Menurut Trizal, laporan program kegiatan selama ini kerap berhenti di meja pimpinan dan berujung menjadi arsip semata. Padahal, informasi tersebut hakikatnya ditujukan untuk konsumsi masyarakat. Lewat publikasi yang masif, warga bisa memantau apa yang akan, sedang, dan telah dikerjakan oleh setiap instansi.
Dinas Kominfotik sendiri telah menyiapkan kanal distribusi agar rilis OPD bisa menjangkau pembaca yang lebih luas. Fasilitas itu berupa kerja sama dengan sejumlah media online yang pembagiannya sudah diatur untuk setiap OPD. Namun, Trizal menekankan agar ruang publikasi yang ada tidak diisi dengan kegiatan seremonial belaka.
“Harapannya berita yang dipublikasi itu yang penting dan berdampak pada masyarakat. Jangan hanya ikut gerak jalan diberitakan, tidak seperti itu juga,” tandasnya.
Trizal mengakui jumlah berita yang tayang dari masing-masing OPD saat ini masih terbatas. Penyebabnya, alokasi anggaran kehumasan yang dimiliki instansi tidak besar. Karena itu, ia meminta setiap OPD untuk selektif memilih kegiatan yang layak dipublikasikan, yakni program yang menyentuh kepentingan publik secara langsung.

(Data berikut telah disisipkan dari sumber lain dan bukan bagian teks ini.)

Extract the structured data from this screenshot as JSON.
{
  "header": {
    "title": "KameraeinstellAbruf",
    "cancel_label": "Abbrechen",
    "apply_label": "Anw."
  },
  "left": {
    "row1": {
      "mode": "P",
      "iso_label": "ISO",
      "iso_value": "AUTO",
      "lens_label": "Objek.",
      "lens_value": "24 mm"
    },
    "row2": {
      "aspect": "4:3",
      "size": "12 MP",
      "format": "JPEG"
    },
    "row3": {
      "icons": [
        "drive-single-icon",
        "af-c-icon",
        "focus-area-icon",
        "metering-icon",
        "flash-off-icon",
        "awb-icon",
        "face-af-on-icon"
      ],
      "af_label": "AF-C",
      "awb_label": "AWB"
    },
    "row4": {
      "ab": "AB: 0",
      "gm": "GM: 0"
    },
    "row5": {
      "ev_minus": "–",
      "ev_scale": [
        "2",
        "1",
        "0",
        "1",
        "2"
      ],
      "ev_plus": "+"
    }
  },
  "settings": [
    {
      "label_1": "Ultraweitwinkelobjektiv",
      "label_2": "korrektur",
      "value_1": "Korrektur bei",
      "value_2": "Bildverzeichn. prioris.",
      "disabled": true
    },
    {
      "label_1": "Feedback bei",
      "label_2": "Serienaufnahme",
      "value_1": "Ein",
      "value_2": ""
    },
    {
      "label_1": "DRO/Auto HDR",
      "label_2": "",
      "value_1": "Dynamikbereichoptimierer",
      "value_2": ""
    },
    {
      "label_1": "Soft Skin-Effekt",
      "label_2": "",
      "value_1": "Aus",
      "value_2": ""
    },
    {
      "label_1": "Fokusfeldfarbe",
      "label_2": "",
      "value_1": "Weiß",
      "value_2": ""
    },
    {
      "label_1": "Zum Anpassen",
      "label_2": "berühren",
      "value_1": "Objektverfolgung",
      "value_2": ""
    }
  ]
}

Keterbatasan anggaran tersebut tidak lantas membuat OPD kesulitan bersuara. Kominfotik memastikan ada dua kanal berita pemerintah yang bisa dipakai tanpa biaya sepeser pun. Keduanya adalah infopublik.id yang dikelola Kementerian Komunikasi dan Digital (Komdigi), serta rri.co.id milik Radio Republik Indonesia (RRI) Gorontalo.

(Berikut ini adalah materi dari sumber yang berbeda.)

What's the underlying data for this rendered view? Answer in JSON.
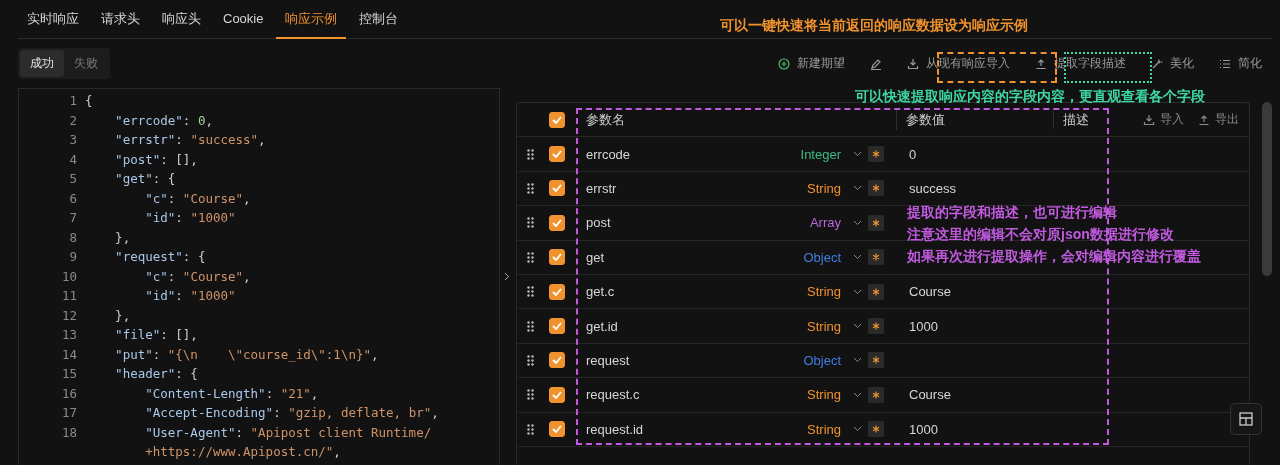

Untuk menopang strategi publikasi ini, kesiapan sumber daya manusia dinilai sudah cukup baik. Kominfotik mengandalkan Pejabat Pengelola Informasi dan Dokumentasi (PPID) di setiap OPD yang bertindak sebagai humas. Mereka rutin mendapatkan pelatihan jurnalistik agar mampu mengemas informasi program pemerintah menjadi berita yang layak tayang dan mudah dicerna publik.
Langkah ini dinilai penting untuk menjaga kualitas informasi yang disebar. Dengan kemampuan menulis yang mumpuni, PPID diharapkan tidak hanya sekadar melaporkan kegiatan, tetapi mampu menyorot dampak kebijakan terhadap masyarakat Gorontalo.